The Waits Room EP is a change of pace for alt rockers Delta Spirit. For the most part, they've toned down the raucous edges (John Henry being an exception) to show off more of their country folk influences. It's a nicely balanced bit of Americana. Comparisons spring to mind -- like Jeff Buckley, Rufus Wainwright, and some of Ryan Adams more country tinted work -- but The Waits Room EP feels confessional, like Delta Spirit sharing another facet of their musical personas.
The EP opens with the traditional country folk sound of The Flood, with warm vocal harmonies adding a vaguely bluegrass feel. The soft focus and simple phrasing stand in stark contrast with the trashcan lids and wild stage energy of their live performances.
A couple of the songs revise earlier versions on History From Below, their last album. Bushwick Blues here is slower and more thoughtful (here's a similar live version). While the original version is fine, the Waits Room version is more poignant and intimate. The pause before Matthew Vasquez sings the line "after all" takes on a deeper meaning. Devil Knows You're Dead is closer to the same, but it's more stripped down without the drums or electric guitar.
The gentle end of Devil Knows You're Dead and following studio chatter give way to an over the top arrangement of the traditional folk song, John Henry. The music sounds a bit like Sam the Sham and the Pharoahs' Wooly Bully.

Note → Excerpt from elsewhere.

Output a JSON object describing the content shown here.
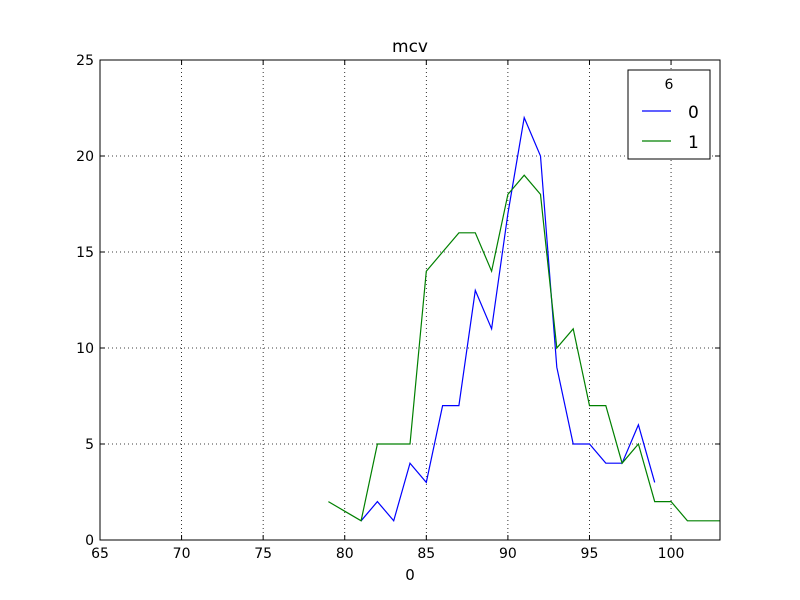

But the distorted guitar and screamed out lyrics turn this into a late 60's electric blues holler. It's a bit of an odd turn for the EP and I'm not convinced it was a good placement.
The album closes with My Dream, which has some of Jeff Buckley's wistful vocal tone. The soulful beat is a stark contrast to John Henry. The lazy flow helps The Waits Room EP softly slide down. It's a late night sound of cooling coffee after a few beers and chasers.
Fans of Delta Spirit already have The Waits Room EP . If you don't know the band, it's worth a listen and it makes a nice companion piece to History From Below.